After spending 3 weeks out in the Norwegian Sea that flight home’s so close I can almost hear the jet engines. When you’re training twice a day it’s hard for things not to become routine. The morning’s really become a struggle. I wake up at 21:30 and I call Emma while I’m still lying in bed. Normally I’m still completely drowsy, half asleep and on some kind of autopilot but I like hearing her voice. Then I’ll drag myself up and put on my gear.
Those morning sessions last only an hour now:
- Interval training. 16 minutes of 30 seconds on; 30 seconds rest. It’s 4 rounds but this feels horrendous when your body is still half asleep.

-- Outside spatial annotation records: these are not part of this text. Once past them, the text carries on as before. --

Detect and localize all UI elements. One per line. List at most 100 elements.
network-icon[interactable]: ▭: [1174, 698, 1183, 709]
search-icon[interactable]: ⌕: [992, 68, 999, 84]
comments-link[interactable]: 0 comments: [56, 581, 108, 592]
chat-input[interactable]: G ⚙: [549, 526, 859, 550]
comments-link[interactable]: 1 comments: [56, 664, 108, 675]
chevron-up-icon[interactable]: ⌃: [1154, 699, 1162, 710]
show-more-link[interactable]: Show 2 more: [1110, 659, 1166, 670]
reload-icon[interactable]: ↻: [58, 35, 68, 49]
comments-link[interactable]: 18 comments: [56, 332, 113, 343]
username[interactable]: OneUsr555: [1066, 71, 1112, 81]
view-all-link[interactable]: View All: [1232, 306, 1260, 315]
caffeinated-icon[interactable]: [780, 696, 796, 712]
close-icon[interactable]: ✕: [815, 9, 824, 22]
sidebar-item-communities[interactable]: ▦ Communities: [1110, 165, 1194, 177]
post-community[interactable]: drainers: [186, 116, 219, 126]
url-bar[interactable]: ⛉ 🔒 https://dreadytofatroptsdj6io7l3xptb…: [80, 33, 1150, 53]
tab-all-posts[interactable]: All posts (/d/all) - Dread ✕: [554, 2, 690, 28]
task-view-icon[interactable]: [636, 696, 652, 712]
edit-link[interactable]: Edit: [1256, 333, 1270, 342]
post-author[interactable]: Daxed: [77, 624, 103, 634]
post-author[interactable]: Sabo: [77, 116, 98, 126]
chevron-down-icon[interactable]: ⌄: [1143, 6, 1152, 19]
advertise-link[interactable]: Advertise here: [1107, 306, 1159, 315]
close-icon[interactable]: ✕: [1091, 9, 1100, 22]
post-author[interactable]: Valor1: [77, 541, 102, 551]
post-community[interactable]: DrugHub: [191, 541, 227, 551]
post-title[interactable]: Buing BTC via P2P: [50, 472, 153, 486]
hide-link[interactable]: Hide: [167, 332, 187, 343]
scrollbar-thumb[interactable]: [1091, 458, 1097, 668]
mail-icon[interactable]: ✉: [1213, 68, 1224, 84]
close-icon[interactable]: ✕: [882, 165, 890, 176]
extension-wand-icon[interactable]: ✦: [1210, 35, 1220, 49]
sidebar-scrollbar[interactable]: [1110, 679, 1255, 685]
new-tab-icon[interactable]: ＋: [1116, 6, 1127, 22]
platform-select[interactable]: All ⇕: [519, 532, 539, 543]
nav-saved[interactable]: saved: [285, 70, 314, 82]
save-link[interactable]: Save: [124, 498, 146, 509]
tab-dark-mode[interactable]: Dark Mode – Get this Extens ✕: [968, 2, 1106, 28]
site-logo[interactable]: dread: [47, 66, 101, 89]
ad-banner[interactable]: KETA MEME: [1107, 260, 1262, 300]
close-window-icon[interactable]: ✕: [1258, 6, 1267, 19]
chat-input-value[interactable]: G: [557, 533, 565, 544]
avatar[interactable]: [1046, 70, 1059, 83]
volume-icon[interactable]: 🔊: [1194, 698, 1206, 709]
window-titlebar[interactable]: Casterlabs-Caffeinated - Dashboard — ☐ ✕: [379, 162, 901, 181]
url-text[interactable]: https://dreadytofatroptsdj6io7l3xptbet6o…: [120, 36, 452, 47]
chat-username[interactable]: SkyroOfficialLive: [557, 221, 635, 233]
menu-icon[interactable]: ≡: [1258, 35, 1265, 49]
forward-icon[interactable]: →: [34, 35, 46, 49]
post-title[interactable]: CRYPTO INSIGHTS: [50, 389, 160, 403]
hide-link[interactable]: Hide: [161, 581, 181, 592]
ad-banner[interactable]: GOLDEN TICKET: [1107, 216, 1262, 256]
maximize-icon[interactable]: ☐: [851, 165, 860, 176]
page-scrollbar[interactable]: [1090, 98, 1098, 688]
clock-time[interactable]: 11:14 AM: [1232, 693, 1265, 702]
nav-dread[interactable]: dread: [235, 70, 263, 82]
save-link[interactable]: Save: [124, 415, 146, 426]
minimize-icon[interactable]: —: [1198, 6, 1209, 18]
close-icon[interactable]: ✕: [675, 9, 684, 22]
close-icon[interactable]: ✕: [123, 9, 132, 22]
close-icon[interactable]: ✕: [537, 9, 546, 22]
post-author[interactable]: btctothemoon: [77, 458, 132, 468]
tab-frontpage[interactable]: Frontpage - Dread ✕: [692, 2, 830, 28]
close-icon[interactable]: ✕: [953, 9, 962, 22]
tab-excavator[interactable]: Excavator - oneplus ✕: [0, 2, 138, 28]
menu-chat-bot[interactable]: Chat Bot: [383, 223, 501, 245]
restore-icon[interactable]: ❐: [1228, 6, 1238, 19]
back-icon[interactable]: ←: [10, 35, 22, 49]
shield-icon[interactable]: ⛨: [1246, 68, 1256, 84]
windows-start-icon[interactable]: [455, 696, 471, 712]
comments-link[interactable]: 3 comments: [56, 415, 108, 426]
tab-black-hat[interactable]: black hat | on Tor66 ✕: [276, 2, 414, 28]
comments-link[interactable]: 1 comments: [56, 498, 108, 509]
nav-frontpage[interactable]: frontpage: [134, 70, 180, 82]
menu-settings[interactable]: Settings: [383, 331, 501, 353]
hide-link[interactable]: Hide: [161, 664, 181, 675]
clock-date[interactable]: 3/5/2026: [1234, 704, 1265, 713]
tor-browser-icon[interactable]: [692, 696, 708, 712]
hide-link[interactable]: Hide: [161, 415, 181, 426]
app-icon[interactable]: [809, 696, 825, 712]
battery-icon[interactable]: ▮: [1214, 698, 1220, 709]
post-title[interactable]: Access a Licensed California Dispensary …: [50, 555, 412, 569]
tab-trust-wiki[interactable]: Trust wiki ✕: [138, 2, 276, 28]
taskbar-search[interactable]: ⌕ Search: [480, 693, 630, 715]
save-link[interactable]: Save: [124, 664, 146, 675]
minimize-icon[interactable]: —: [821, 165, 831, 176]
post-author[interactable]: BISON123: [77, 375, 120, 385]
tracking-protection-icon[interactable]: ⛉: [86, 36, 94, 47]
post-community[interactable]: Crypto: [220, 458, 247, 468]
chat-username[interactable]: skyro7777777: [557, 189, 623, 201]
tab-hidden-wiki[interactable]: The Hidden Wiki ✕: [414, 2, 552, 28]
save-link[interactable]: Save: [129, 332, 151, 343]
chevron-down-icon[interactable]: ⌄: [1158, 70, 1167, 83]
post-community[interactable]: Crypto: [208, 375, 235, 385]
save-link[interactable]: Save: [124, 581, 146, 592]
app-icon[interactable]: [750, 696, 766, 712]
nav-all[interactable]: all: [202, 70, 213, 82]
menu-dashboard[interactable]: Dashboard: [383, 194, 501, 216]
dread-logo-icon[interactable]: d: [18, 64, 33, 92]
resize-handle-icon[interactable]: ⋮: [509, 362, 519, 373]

- Next I set my boxing timer app for 35 minutes with 3 minute rounds with 30 seconds of rest in between. I jump rope, shadow box and do 3 rounds on a heavy bag. The first 2 rounds are to warm up my hands but the 3rd round I go into this “tabata” drill where I’ll punch the bag as fast as I can, as many times as I can. I hate this drill but it helps your arm endurance. Finally I do 3 rounds on a double-end bag trying to be loose like Gary’s told me numerous times. I made a video of myself so I could check my form. I’ll upload when I get home. (I’m on a boat – limited bandwidth and all that)

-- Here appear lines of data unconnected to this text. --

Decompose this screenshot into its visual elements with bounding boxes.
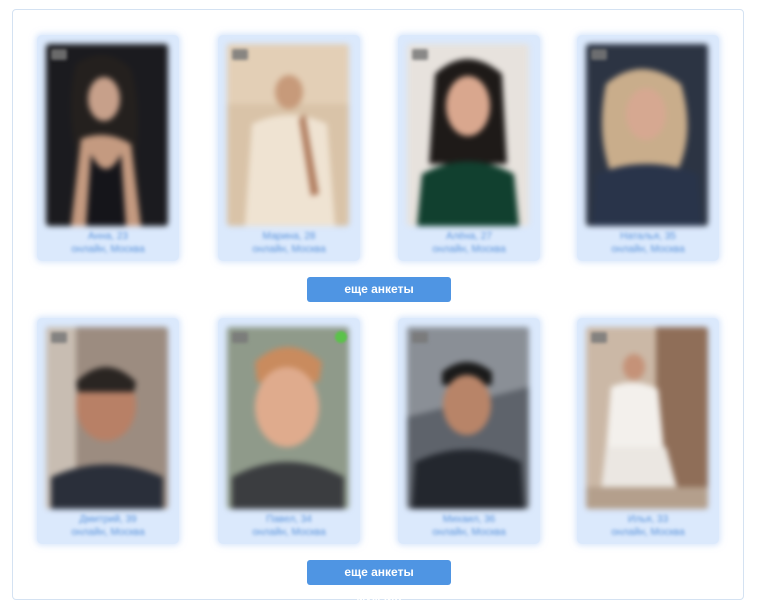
camera-icon	[591, 332, 607, 343]
profile-name[interactable]: Илья, 33	[577, 514, 719, 525]
profile-photo[interactable]	[407, 327, 529, 509]
profile-status: онлайн, Москва	[432, 244, 506, 255]
camera-icon	[591, 49, 607, 60]
camera-icon	[232, 49, 248, 60]
more-women-button[interactable]: еще анкеты женщин	[307, 277, 451, 321]
profile-status: онлайн, Москва	[71, 244, 145, 255]
profile-name[interactable]: Наталья, 35	[577, 231, 719, 242]
profile-name[interactable]: Анна, 23	[37, 231, 179, 242]
camera-icon	[51, 332, 67, 343]
camera-icon	[412, 49, 428, 60]
profile-photo[interactable]	[586, 44, 708, 226]
profile-card-man-3[interactable]: Михаил, 36 онлайн, Москва	[398, 318, 540, 544]
camera-icon	[412, 332, 428, 343]
profile-photo[interactable]	[227, 327, 349, 509]
more-men-button[interactable]: еще анкеты мужчин	[307, 560, 451, 604]
profile-photo[interactable]	[227, 44, 349, 226]
camera-icon	[51, 49, 67, 60]
profile-status: онлайн, Москва	[252, 527, 326, 538]
profile-name[interactable]: Михаил, 36	[398, 514, 540, 525]
profile-status: онлайн, Москва	[432, 527, 506, 538]
profile-card-woman-2[interactable]: Марина, 28 онлайн, Москва	[218, 35, 360, 261]
profile-photo[interactable]	[46, 327, 168, 509]
profile-name[interactable]: Дмитрий, 39	[37, 514, 179, 525]
profile-card-woman-3[interactable]: Алёна, 27 онлайн, Москва	[398, 35, 540, 261]
profile-name[interactable]: Алёна, 27	[398, 231, 540, 242]
profile-card-man-2[interactable]: Павел, 34 онлайн, Москва	[218, 318, 360, 544]
profile-card-woman-4[interactable]: Наталья, 35 онлайн, Москва	[577, 35, 719, 261]
online-indicator-icon	[335, 331, 347, 343]
profile-card-man-4[interactable]: Илья, 33 онлайн, Москва	[577, 318, 719, 544]
profile-card-man-1[interactable]: Дмитрий, 39 онлайн, Москва	[37, 318, 179, 544]
profile-status: онлайн, Москва	[252, 244, 326, 255]
camera-icon	[232, 332, 248, 343]
profile-status: онлайн, Москва	[611, 527, 685, 538]
profile-photo[interactable]	[46, 44, 168, 226]
profile-photo[interactable]	[407, 44, 529, 226]
profile-name[interactable]: Павел, 34	[218, 514, 360, 525]
profile-card-woman-1[interactable]: Анна, 23 онлайн, Москва	[37, 35, 179, 261]
profile-status: онлайн, Москва	[71, 527, 145, 538]
profile-name[interactable]: Марина, 28	[218, 231, 360, 242]
profile-photo[interactable]	[586, 327, 708, 509]
profile-status: онлайн, Москва	[611, 244, 685, 255]
profiles-panel: Анна, 23 онлайн, Москва Марина, 28 онлай…	[12, 9, 744, 604]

So yeah that’s just shy of an hour but it’s an hour of quality. It’s not like I’m staring at the floor daydreaming.
After a 12 hour shift of sitting in front of 12 LCD monitors like Homer Simpson I’ll head straight back to my cabin and get changed for the afternoon session.
I use the same boxing timer app for the afternoon. For the first 35 minutes I’ll repeat what I did in the morning session (minus the interval training). Then I’ll go another 35 minutes doing a mix of drills on the heavy bag.
Most people associate the heavy bag with hitting hard but I rarely throw such forceful punches at it. I punch high (like 45 degrees up) so my shoulders get some endurance, try and concentrate on moving around the bag and then Gary’s words are always in my head about staying loose and punching from my hip.
I feel better than when I first got on the boat though. It’d be worrying if I didn’t after all this effort.
I’m still eating a fair bit but not as much as the first week. When the boat goes alongside I can get a more accurate weight measurement but it’ll be easier when I’m home and I can cook only what I need to eat. Out here, food is everywhere and there’s so much of it! I’m guessing I weigh 75kg right now but once I leave this floating food palace I know I can get down to 70 – 72kg. I weighed myself a few times out here but with the boat pitching and rolling I was weighing anything from 73kg to 76kg.
I’m absolutely addicted to this Norwegian vanilla custard that comes in a tetrapak style carton. I have it with muffins, pancakes, waffles, apple crumble everything sweet. It has no nutrition info on the carton but I’m guessing it’s absolutely filthy.
My state of mind’s good though. I just wish I could get a bit more sleep in between. I need to finish watching Season 4 of Banshee though! 😉
I miss doing pad work though with another person and I’m eager to do more work inside a ring when I get home. The big test will be that first session back with Gary and whether I’ve improved in his eyes and how much.
There’s still a lot to do. There are days when some kind of melancholy hits me and I feel down for a few minutes. I wonder where I’m going with this and then other things get into my head and I start thinking about my life and all the things I’ve done wrong and whether I’ll be able to make it right in the end.
Emma (my wife) used to be a teacher and she said something to me once about how teachers come and go from a school and ultimately the school kids don’t remember you but I don’t think that’s true. When I was 11 or 12 we went on this cross country run and I hated it. I kind of lagged at the back with the Phys Ed teacher Mr. Nelson. Must have been shy of 4 or 5km but I was crap at long distance but I remember back at the changing room afterwards when Mr Nelson pointed at me and said “This kid will never be a great runner but at least he doesn’t give up.”
The other time I was in the pub at 16 and (illegally I guess) having a drink with a few of the teachers who just happened by after school (it was the last day of school before summer)… Mr Richardson was leaving to go to another school. He actually never taught me in any of his classes but I remember him finishing his pint and saying to me “Do the right thing Shingy”. Then he got up and left. It was such a strange thing to say. There wasn’t even a conversation before that sentence.
I think about those two moments a lot when I am out at sea. Most of the time when I train. Often my sweaty towel is hiding my head and I start crying uncontrollably into it. Maybe because I’ve come so close to giving up and maybe because sometimes I’m not doing the right thing or I don’t know what the right thing is but I keep trying. Those two teachers would be in their late 50s by now but I haven’t sought them out yet. I wanted to tell them how much those words meant. It wouldn’t matter if they didn’t remember me.
I’m not sure what the point of this last bit is… maybe something like this:
Whatever you’re doing, sometimes you need to look back and understand where you began so that you can keep going forward.